After a few beers and one of the best tomato soup and grilled cheese sandwiches I have ever had, I met back up with the girls and I hobbled my way over to the Red Lion where we had some much better queso and an apre ski beer.   This was an ugly hobble - tears in my eyes and a sharp piercing pain with each step from Bar 1 to Bar 2.  This was not a good sign. 


It wasn't until after we got back to the car and I took my boot off that I realized I had done much more damage than even I thought.  The swelling was instant and of epic proportions and the future of the trip for this skier was going to involve the lodge instead of the lifts.  After icing, elevating, and refusing to get the monster of an ankle looked at, by Day 6 (back at home) I finally stuck my ankle under an X-Ray machine, relieved that nothing was broken, just badly sprained. 

While the injury was a damper on the day, I had to keep reminding myself it was a short day of skiing but damn it was a good one.  Some of the best runs on a gigantic mountain in perfect conditions with a great crew.  I hobbled around the European style village after, a little smitten with the charm of Vail and a little drunk on the beer I had been drinking instead of skiing.

 I was a little disappointed no one was offering me free champagne or warm cookies and quickly realized Beaver Creek had set the standards impossibly high for being reaaaaal extra on the mountain.  I then snapped back to reality, reminded myself that a day at these resorts costs $207 and that the warm cookie was a small prize for anyone spending over $200 for a day of skiing.

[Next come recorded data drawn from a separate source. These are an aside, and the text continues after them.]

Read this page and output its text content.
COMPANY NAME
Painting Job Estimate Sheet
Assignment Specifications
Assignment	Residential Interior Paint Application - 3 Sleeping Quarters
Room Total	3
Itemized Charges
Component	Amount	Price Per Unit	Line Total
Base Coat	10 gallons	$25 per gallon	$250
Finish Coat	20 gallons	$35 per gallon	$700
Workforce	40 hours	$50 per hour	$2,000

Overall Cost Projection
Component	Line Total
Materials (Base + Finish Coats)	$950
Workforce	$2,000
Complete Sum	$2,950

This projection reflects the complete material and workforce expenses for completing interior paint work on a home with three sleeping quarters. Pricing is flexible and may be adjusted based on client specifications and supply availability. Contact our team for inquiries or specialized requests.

Reality check. 

It wasn't the epic ski trip I envisioned, but it was two (ish) days of powder skiing at world-class resorts, high ticket prices and warm cookies included.  We loved the expanse of vail and the steeps and trees of Beaver Creek.  Vail won high marks for its European style village and we loved the apre ski vibe at the Red Lion.  Beaver Creek was the perfect way to start our Colorado girls trip and Vail taught us that it was a mountain you certainly need a few days to explore.  

My Colorado ski tour was short but oh was it sweet.